Stockerston is a village and civil parish in the Harborough district of Leicestershire, England, located on the border with Rutland, by the Eye Brook. According to the 2001 census the parish had a population of 35. The population remained less than 100 at the 2011 census and is included in the civil parish of Horninghold.

== Topography ==
The Parish contains various woods including the large Bolt Wood and Park Wood, and the smaller Fishpond Spinney, Great Spinney, Little Merrible Wood, and Holyoaks Wood. Bolt Wood and Park Wood are fragments of the medieval Leighfield Forest and included in the sites of special scientific interest known as the Eye Brook Valley Woods.

== History ==
Analysis of the name of the village name suggests it derives from the term 'made of wood'. Archaeologists state that the scatterings of Roman and Anglo-Saxon pottery discovered at Stockerston indicate occupation during that era. The village was in the Gartree Hundred and had two mentions in the Domesday Book. Stockerston is recorded as having two medieval hospitals. The first was established in 1307 and dedicated to St Leonard. The second was founded by John Boyville in 1465 and dedicated to St Mary and All Saints. In 1666, due to the Great Fire of London, Anthony Tuckney (1599–1670), a notable English Puritan theologian, and University of Cambridge scholar, temporarily resided in the village. In 1840, there was a significant tithe commutation.

From 1580 to 1807, the manor was held by the Burton family, whose memorials can be found in the parish church.
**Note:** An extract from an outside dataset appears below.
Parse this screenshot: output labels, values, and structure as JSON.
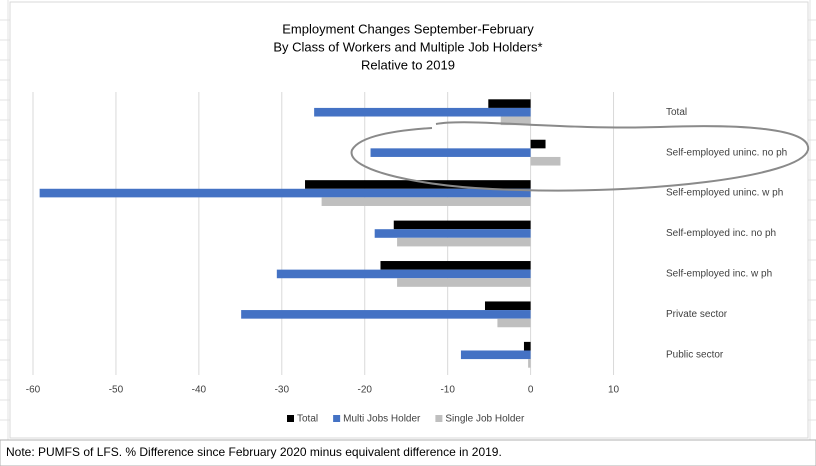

There are ten listed buildings in the village:

- Stockerston Hall
- A pair of gate pillars at Harborough Hill Road
- Stone Cottage
- 28, Stockerston Road
- The Spital
- The Loophole, 46 Stockerston Road
- Manor Farmhouse
- The Lodge
- The Church of Saint Peter
- Manor Cottages, comprising The Cottage, Manor Cottage, Pedlar's Rest and Apple Cottage

The two principal buildings in the village are the parish church (St Peter's) and Stockerston Hall.

==St Peter's church==
This Grade I Listed Building is situated on the north side of Church Lane, close to Stockerston Hall. The present structure was largely built in the 13th to 15th centuries. The windows contain some medieval stained glass and the memorials inside the church include a brass that commemorates John Boyville (died c.1467) and his wife. The inscription is recorded as orate pro animabus Johannis Boivile Armig. & Eliz. uxoris ejus, qui hoc campanile cum campanis fieri fecerunt, 1467 (i.e. "pray for the souls of John Boivile, a bearer of arms, and Elizabeth his wife who had this bell tower and bells made").